As premiações da Copa do Brasil ajudaram no financiamento da infraestrutura do clube — como o CT Joaquim Grava — e na consolidação do projeto Neo Química Arena, inaugurada em 2014
Comemorado por campanhas de destaque, o clube atraiu maior número de sócios‑torcedores por meio do Fiel Torcedor. Além disso, a exposição nas transmissões ajudou no fortalecimento do marketing da marca Corinthians.
Os elencos vencedores tinham atletas formados na base e líderes carismáticos:
Marcelinho Carioca, protagonista em 1995.
Deivid, decisivo em 2002.
Ronaldo Fenômeno, símbolo da campanha de 2009
Essas conquistas fortaleceram a cultura de valorização da base corinthiana e a estratégia de revelar e manter jovens talentos.
O histórico mostra que todas as vezes que o Corinthians foi campeão, não perdeu nas finais, mesmo longe de casa . Isso sublinha a força do elenco em momentos de pressão, resposta emocional e preparo tático.
Em contraste, os vices-titulos em 2001 e 2008 vieram mesmo com campanhas sólidas, reforçando que o Timão costuma estar entre os mais competitivos, mesmo que ocasionalmente Fracasse perto da taça.
Na lista de campeões, o Corinthians está em 5º lugar, com três taças atrás de Cruzeiro (6), Grêmio (5), Flamengo e Palmeiras (4 cada). Mas, com sete finais disputadas, é um dos mais recorrentes, superado apenas pelo Flamengo (10) e Grêmio (9) .
Isso denota presença constante em momentos decisivos, mesmo sem estar sempre no topo do pódio.
Com o último título em 2009, o Corinthians busca a quarta taça em 2025. O elenco apresenta mescla de experiência e juventude, com foco em estratégia de mata-mata .
A resposta da Fiel será decisiva — sua presença ativa no estádio e apoio constante podem transformar jogos eliminatórios.
Cada conquista foi marcada por momentos de afirmação da identidade corinthiana:
Em 1995, a torcida emocionou-se com a primeira taça nacional.
Em 2002, o Timão provou sua força diante de adversários inesperados.

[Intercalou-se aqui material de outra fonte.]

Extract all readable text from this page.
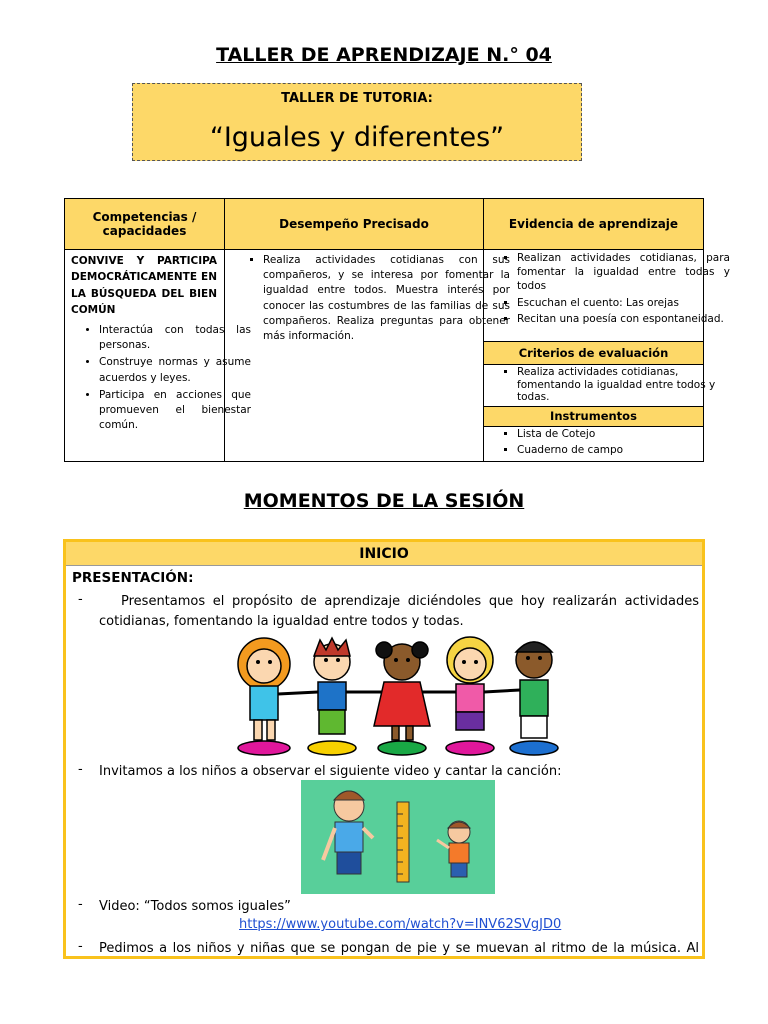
TALLER DE APRENDIZAJE N.° 04
TALLER DE TUTORIA:
“Iguales y diferentes”
Competencias / capacidades
Desempeño Precisado	Evidencia de aprendizaje
CONVIVE Y PARTICIPA DEMOCRÁTICAMENTE EN LA BÚSQUEDA DEL BIEN COMÚN
• Interactúa con todas las personas.
• Construye normas y asume acuerdos y leyes.
• Participa en acciones que promueven el bienestar común.
▪ Realiza actividades cotidianas con sus compañeros, y se interesa por fomentar la igualdad entre todos. Muestra interés por conocer las costumbres de las familias de sus compañeros. Realiza preguntas para obtener más información.
▪ Realizan actividades cotidianas, para fomentar la igualdad entre todas y todos
▪ Escuchan el cuento: Las orejas
▪ Recitan una poesía con espontaneidad.
Criterios de evaluación
▪ Realiza actividades cotidianas, fomentando la igualdad entre todos y todas.
Instrumentos
▪ Lista de Cotejo
▪ Cuaderno de campo
MOMENTOS DE LA SESIÓN
INICIO
PRESENTACIÓN:
-	Presentamos el propósito de aprendizaje diciéndoles que hoy realizarán actividades cotidianas, fomentando la igualdad entre todos y todas.
- Invitamos a los niños a observar el siguiente video y cantar la canción:
- Video: “Todos somos iguales”
https://www.youtube.com/watch?v=INV62SVgJD0
- Pedimos a los niños y niñas que se pongan de pie y se muevan al ritmo de la música. Al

Em 2009, rompeu o ciclo de queda e resgatou autoestima geral.
Esses fatos impulsionaram a relação entre clube e torcida e definiram muitos traços da cultura alvinegra moderna.
O DNA conquistador gerado por essas campanhas impulsionou conquistas posteriores — como Brasileiros, Libertadores (2012) e Mundiais — e influenciou a formação da Arena Corinthians e estrutura esportiva. O desempenho em mata‑mata serviu como base para o planejamento estratégico dos anos seguintes.
O Corinthians tem três Copas do Brasil (1995, 2002 e 2009), participou de sete finais e se mantém entre os maiores em presença na decisão do torneio. As conquistas foram históricas, marcando fases de transição, resgate e afirmação. Esses títulos não apenas simbolizam vitórias, mas também serviram de alicerce para os projetos de infraestrutura, finanças, base e marketing do clube. A ambição de conquistar a quarta taça em 2025 reflete maturidade e tradição, e sinaliza que o clube continua com capacidade de ser protagonista em torneios mata‑mata.